Everywhere from London to Athens has been experiencing unbearable summer weather. Here’s where to escape the heat in some of Europe’s major cities.
A brutal heat wave is happening across Europe right now and it’s having devastating consequences. On Monday, July 23, a wildfire in Greece outside of Athens claimed the lives of 87 people, while more than 50 wildfires have burned through Sweden in July, some of them as far north as Gotland, above the Arctic Circle.
While your travel insurance may not cover wildfire-related events or delays caused by heat, if you find yourself sweating it out in one of western Europe’s capitals this summer, take your cues from locals who may be more used to this weather.
Wake up early to explore, take a siesta during the hottest midday hours, and book a late-night dinner when the city cools off again. If you must go out during the day, here are a few of our recommendations for the best air-conditioned museums, naturally cool underground attractions, and pools with spectacular views in several cities affected by the heat wave.

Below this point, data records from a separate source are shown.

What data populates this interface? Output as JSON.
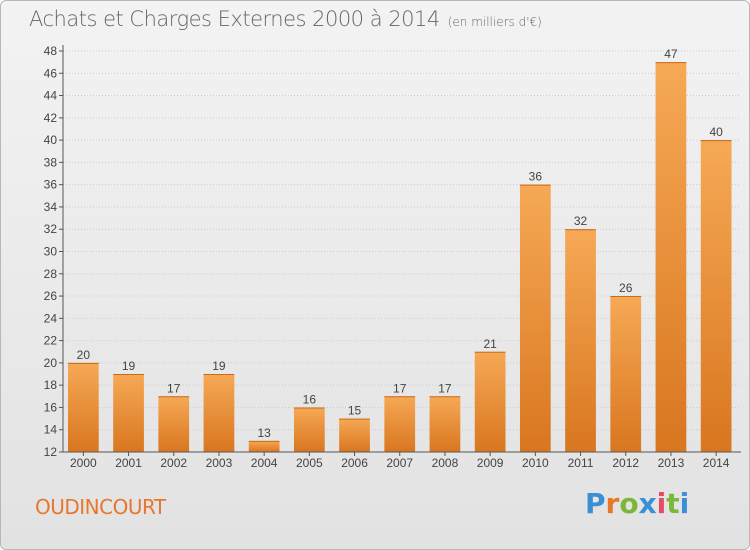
{
  "header": {
    "title": "Achats et Charges Externes 2000 à 2014",
    "subtitle": "(en milliers d'€)"
  },
  "footer": {
    "commune": "OUDINCOURT",
    "brand": "Proxiti",
    "brand_colors": [
      "#3a8fd6",
      "#e8772e",
      "#7bb83a",
      "#3a8fd6",
      "#e84a5f",
      "#7bb83a",
      "#3a8fd6"
    ]
  },
  "colors": {
    "bar_light": "#f6a955",
    "bar_dark": "#d97620",
    "axis": "#555555",
    "grid": "#cccccc"
  },
  "chart_data": {
    "type": "bar",
    "categories": [
      "2000",
      "2001",
      "2002",
      "2003",
      "2004",
      "2005",
      "2006",
      "2007",
      "2008",
      "2009",
      "2010",
      "2011",
      "2012",
      "2013",
      "2014"
    ],
    "values": [
      20,
      19,
      17,
      19,
      13,
      16,
      15,
      17,
      17,
      21,
      36,
      32,
      26,
      47,
      40
    ],
    "ylim": [
      12,
      48
    ],
    "yticks": [
      12,
      14,
      16,
      18,
      20,
      22,
      24,
      26,
      28,
      30,
      32,
      34,
      36,
      38,
      40,
      42,
      44,
      46,
      48
    ],
    "xlabel": "",
    "ylabel": "",
    "grid": true
  }
}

On Thursday, July 26, temperatures reached 95 degrees Fahrenheit in London at Heathrow Airport, breaking this year’s previous record of 94.1 degrees from June 21. Although thunderstorms will bring a brief respite to the hot weather this weekend, the heat wave is expected to continue through August.
If you’re traveling through London in the coming weeks, cool off and immerse yourself in art at Jeppe Hein’s Appearing Rooms Fountain (pictured above), which creates temporary “rooms” by shooting jets of water into the air. The pop-up fountain is located at the Southbank Centre until September 9, 2018.
Want to avoid the sun altogether? Head underground to the Churchill War Rooms, where you can explore the bunker where Winston Churchill and his war cabinet carried out their plans during World War II.
You can also head underground to avoid the 98-degree temperatures in Paris this week at the Catacombs. The labyrinth of tunnels below Paris filled with the skeletal remains of around seven million people is naturally about 57 degrees Fahrenheit, according to the Catacombs website.
If that’s too macabre, go swimming on a barge on the Seine River at Piscine Josephine Baker, which costs less than $10 for a two-hour pass. You can also consult the free app, EXTREMA Paris, which provides locations to 800 different places across the city where you can escape the heat, including cool churches, museums with air-conditioning, and shady parks.
As temperatures broke 104 degrees in Athens this week, officials decided to close the Acropolis—one of the city’s main attractions—in the early afternoon on both Sunday and Monday to protect both visitors and staff from the effects of heatstroke.
While temperatures will hover in the high 80s and low 90s for the foreseeable future, you can still visit the air-conditioned Acropolis Museum if the archeological site closes. Now might be the time to schedule an afternoon dip at a rooftop pool like the one at the Electra Palace Hotel (pictured above) into your itinerary.
While you typically wouldn’t go see a movie abroad, when it gets as hot as 90 degrees Fahrenheit in Berlin, as it did this week, you’ll want to consider hiding out in the air-conditioned Kino International Theater. Built in the early 1960s, this building is a landmark in and of itself and also shows a mix of Hollywood and German movies. It’s worth stopping by, if even just for a drink in the Panorama bar (pictured above) in the lobby.